What the pictures never show is how I felt on my own. They never show what I had to hide. They never showed the pain or fear, anger, hate or frustration. Because I loved my family too much to lose them, for as long as I could. Predictably, that love all evaporated as soon as my authentic self began to tear the fabric of my outer, not-so-young, no-longer-beardy self, completely apart, top to bottom.

But I loved. I truly, deeply loved. And that is why every memory is happiness and hurts, and can no longer be shared with anyone.

There is a small stack of prints left, mainly relating the early years of marriage and early childhood of my two children. And with these are a few more, of one or two people I loved a long time ago, and a few of these remind me of another girl, and the happiest time of my younger life. I feel comforted, because I know that I love; that I go on loving, however difficult life gets, and with love comes that insistent drive of life, of growing, of being. Of becoming.

I am about to take the bags down to the bins in the yard.
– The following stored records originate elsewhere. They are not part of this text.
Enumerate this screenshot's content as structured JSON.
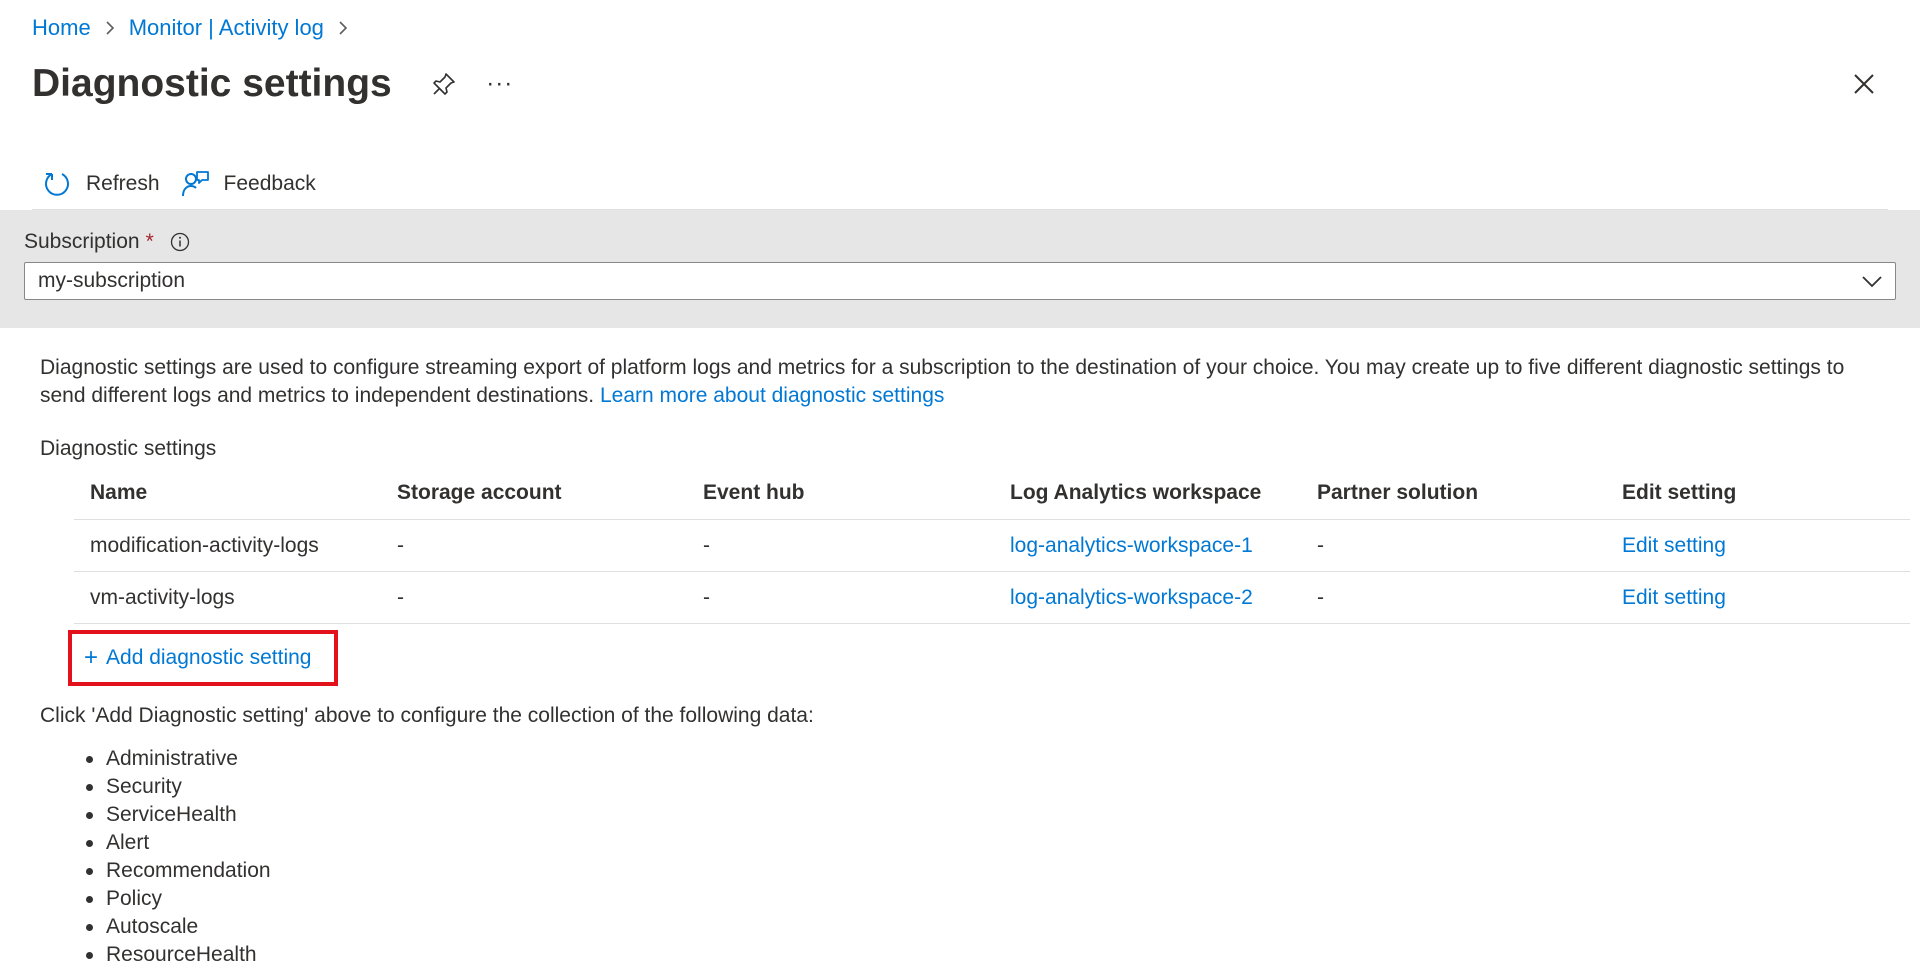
{
  "breadcrumb": {
    "home": "Home",
    "monitor": "Monitor | Activity log"
  },
  "page": {
    "title": "Diagnostic settings",
    "more": "···"
  },
  "toolbar": {
    "refresh": "Refresh",
    "feedback": "Feedback"
  },
  "subscription": {
    "label": "Subscription",
    "required_mark": "*",
    "value": "my-subscription"
  },
  "description": {
    "text": "Diagnostic settings are used to configure streaming export of platform logs and metrics for a subscription to the destination of your choice. You may create up to five different diagnostic settings to send different logs and metrics to independent destinations.",
    "link": "Learn more about diagnostic settings"
  },
  "section_label": "Diagnostic settings",
  "table": {
    "columns": [
      "Name",
      "Storage account",
      "Event hub",
      "Log Analytics workspace",
      "Partner solution",
      "Edit setting"
    ],
    "rows": [
      {
        "name": "modification-activity-logs",
        "storage": "-",
        "eventhub": "-",
        "workspace": "log-analytics-workspace-1",
        "partner": "-",
        "edit": "Edit setting"
      },
      {
        "name": "vm-activity-logs",
        "storage": "-",
        "eventhub": "-",
        "workspace": "log-analytics-workspace-2",
        "partner": "-",
        "edit": "Edit setting"
      }
    ]
  },
  "add_button": {
    "icon": "+",
    "label": "Add diagnostic setting"
  },
  "click_text": "Click 'Add Diagnostic setting' above to configure the collection of the following data:",
  "data_categories": [
    "Administrative",
    "Security",
    "ServiceHealth",
    "Alert",
    "Recommendation",
    "Policy",
    "Autoscale",
    "ResourceHealth"
  ],
  "colors": {
    "link": "#0078d4",
    "highlight": "#e3111b",
    "panel": "#e6e6e6",
    "required": "#a4262c"
  }
}
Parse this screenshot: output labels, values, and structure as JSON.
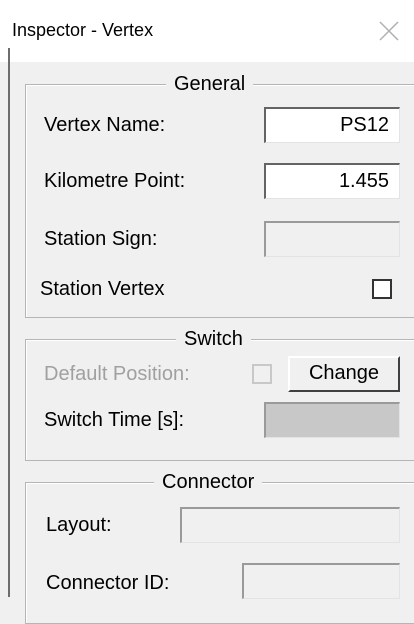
{
  "window": {
    "title": "Inspector - Vertex",
    "close_icon": "close-icon"
  },
  "general": {
    "title": "General",
    "vertex_name_label": "Vertex Name:",
    "vertex_name_value": "PS12",
    "kilometre_point_label": "Kilometre Point:",
    "kilometre_point_value": "1.455",
    "station_sign_label": "Station Sign:",
    "station_sign_value": "",
    "station_vertex_label": "Station Vertex",
    "station_vertex_checked": false
  },
  "switch": {
    "title": "Switch",
    "default_position_label": "Default Position:",
    "default_position_checked": false,
    "change_button_label": "Change",
    "switch_time_label": "Switch Time [s]:",
    "switch_time_value": ""
  },
  "connector": {
    "title": "Connector",
    "layout_label": "Layout:",
    "layout_value": "",
    "connector_id_label": "Connector ID:",
    "connector_id_value": ""
  }
}
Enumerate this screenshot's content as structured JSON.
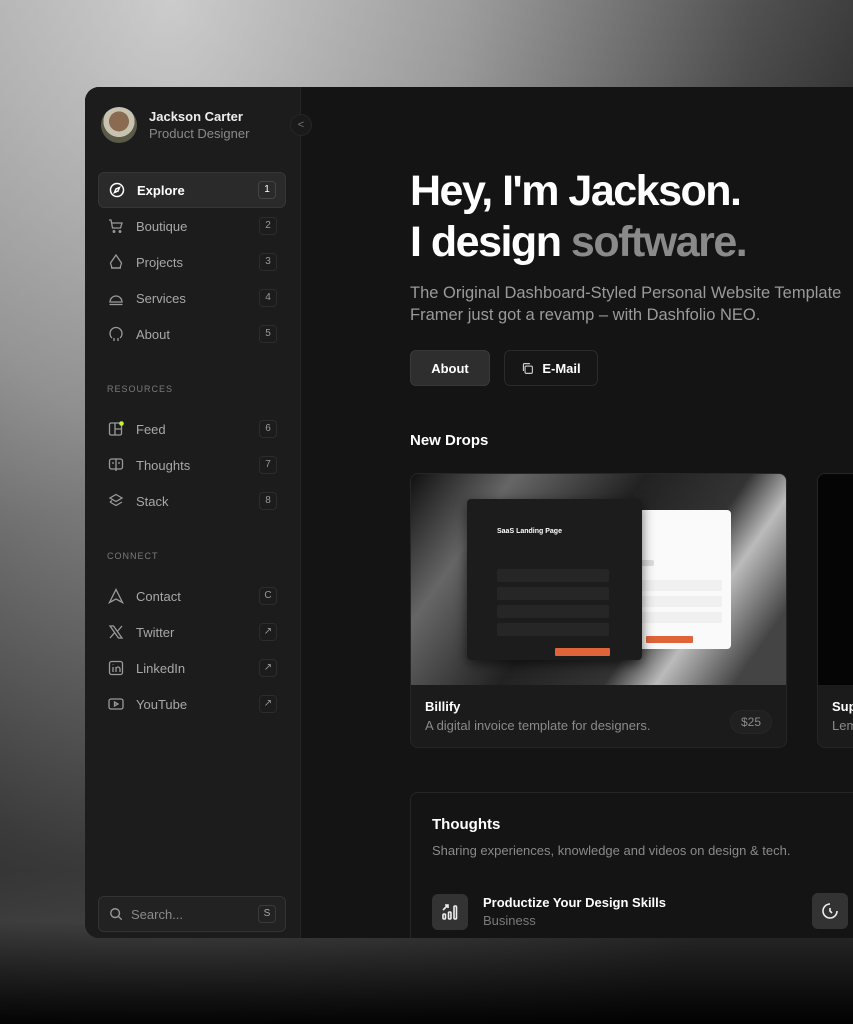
{
  "profile": {
    "name": "Jackson Carter",
    "role": "Product Designer"
  },
  "nav": [
    {
      "label": "Explore",
      "key": "1",
      "icon": "compass-icon",
      "active": true
    },
    {
      "label": "Boutique",
      "key": "2",
      "icon": "cart-icon"
    },
    {
      "label": "Projects",
      "key": "3",
      "icon": "pen-tool-icon"
    },
    {
      "label": "Services",
      "key": "4",
      "icon": "bell-service-icon"
    },
    {
      "label": "About",
      "key": "5",
      "icon": "about-icon"
    }
  ],
  "resources": {
    "label": "RESOURCES",
    "items": [
      {
        "label": "Feed",
        "key": "6",
        "icon": "feed-icon"
      },
      {
        "label": "Thoughts",
        "key": "7",
        "icon": "book-icon"
      },
      {
        "label": "Stack",
        "key": "8",
        "icon": "layers-icon"
      }
    ]
  },
  "connect": {
    "label": "CONNECT",
    "items": [
      {
        "label": "Contact",
        "key": "C",
        "icon": "send-icon"
      },
      {
        "label": "Twitter",
        "key": "↗",
        "icon": "x-icon"
      },
      {
        "label": "LinkedIn",
        "key": "↗",
        "icon": "linkedin-icon"
      },
      {
        "label": "YouTube",
        "key": "↗",
        "icon": "youtube-icon"
      }
    ]
  },
  "search": {
    "placeholder": "Search...",
    "key": "S"
  },
  "hero": {
    "line1": "Hey, I'm Jackson.",
    "line2a": "I design ",
    "line2b": "software.",
    "subtitle1": "The Original Dashboard-Styled Personal Website Template",
    "subtitle2": "Framer just got a revamp – with Dashfolio NEO."
  },
  "buttons": {
    "about": "About",
    "email": "E-Mail"
  },
  "drops": {
    "title": "New Drops",
    "cards": [
      {
        "title": "Billify",
        "desc": "A digital invoice template for designers.",
        "price": "$25",
        "preview_title": "SaaS Landing Page"
      },
      {
        "title": "Sup",
        "desc": "Lem"
      }
    ]
  },
  "thoughts": {
    "title": "Thoughts",
    "subtitle": "Sharing experiences, knowledge and videos on design & tech.",
    "items": [
      {
        "title": "Productize Your Design Skills",
        "category": "Business"
      }
    ]
  },
  "colors": {
    "accent": "#e0643a",
    "feed_dot": "#c6f432"
  }
}
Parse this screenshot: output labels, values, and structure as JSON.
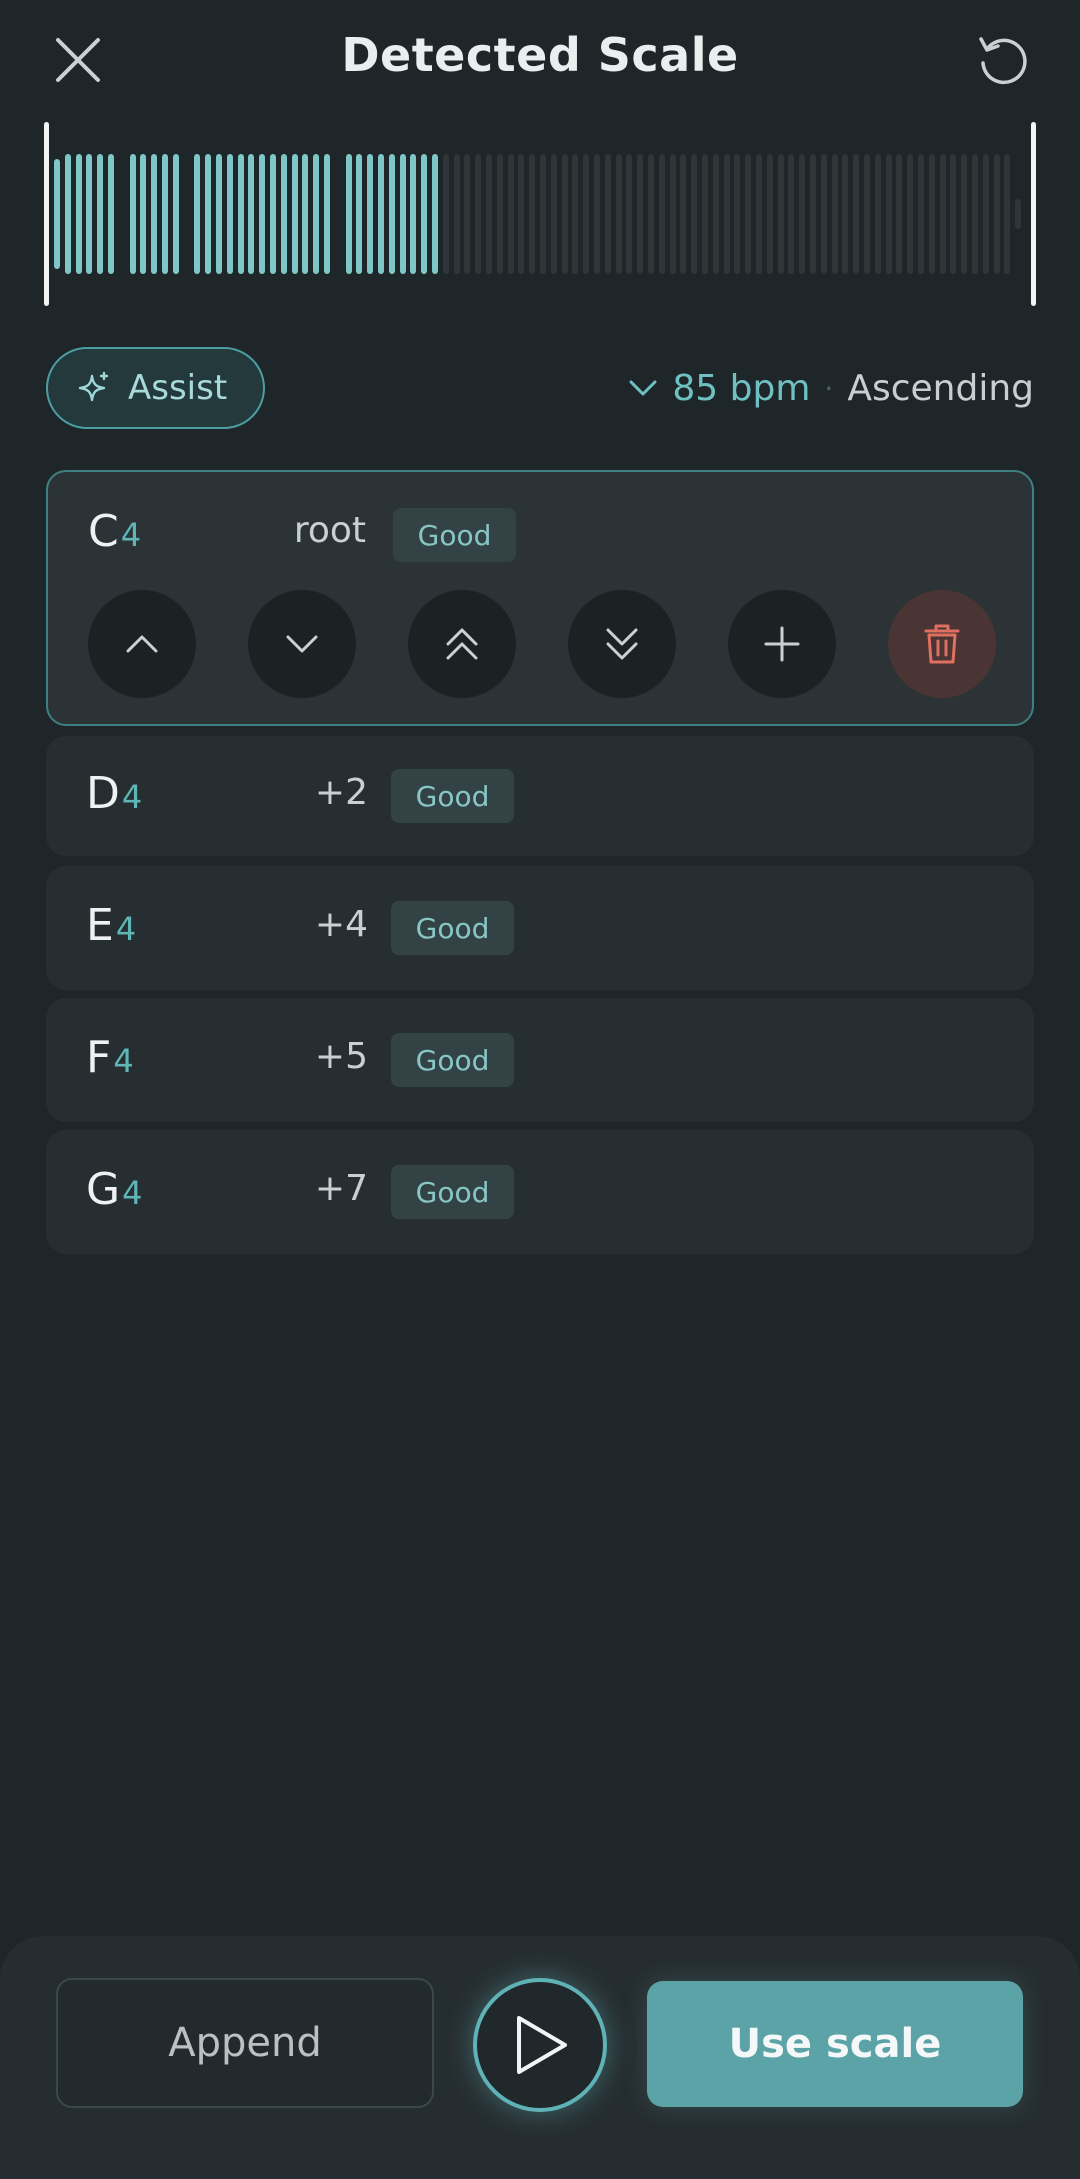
{
  "header": {
    "title": "Detected Scale",
    "close_icon": "close-icon",
    "reset_icon": "undo-icon"
  },
  "waveform": {
    "played_color": "#7fc7c7",
    "unplayed_color": "#2e3638",
    "playhead_progress": 0.4
  },
  "assist": {
    "label": "Assist",
    "icon": "sparkle-icon"
  },
  "tempo": {
    "value": "85 bpm",
    "separator": "·",
    "direction": "Ascending",
    "icon": "chevron-down-icon"
  },
  "notes": [
    {
      "name": "C",
      "octave": "4",
      "interval": "root",
      "quality": "Good"
    },
    {
      "name": "D",
      "octave": "4",
      "interval": "+2",
      "quality": "Good"
    },
    {
      "name": "E",
      "octave": "4",
      "interval": "+4",
      "quality": "Good"
    },
    {
      "name": "F",
      "octave": "4",
      "interval": "+5",
      "quality": "Good"
    },
    {
      "name": "G",
      "octave": "4",
      "interval": "+7",
      "quality": "Good"
    }
  ],
  "controls": [
    "chevron-up-icon",
    "chevron-down-icon",
    "double-chevron-up-icon",
    "double-chevron-down-icon",
    "plus-icon",
    "trash-icon"
  ],
  "footer": {
    "append_label": "Append",
    "use_label": "Use scale",
    "play_icon": "play-icon"
  },
  "colors": {
    "accent": "#5ba3a6",
    "background": "#1f2629",
    "danger": "#e0705f"
  }
}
There is a sense of loss, even if I was never going to refer to the thousands of negatives ever again. What is in a memory, when it is not shared? For me, the capacity to live and to love; the self-assurance that I can do nothing else. Pictures may remind me of loss, but without the negative thoughts, what is printed in my memory is still gratitude that I have shared in a lot of real happiness through love.

My partner and I have a list stuck to the fridge, of things we want to do. At the bottom is says ‘photography day out’.

There will be no negatives this time.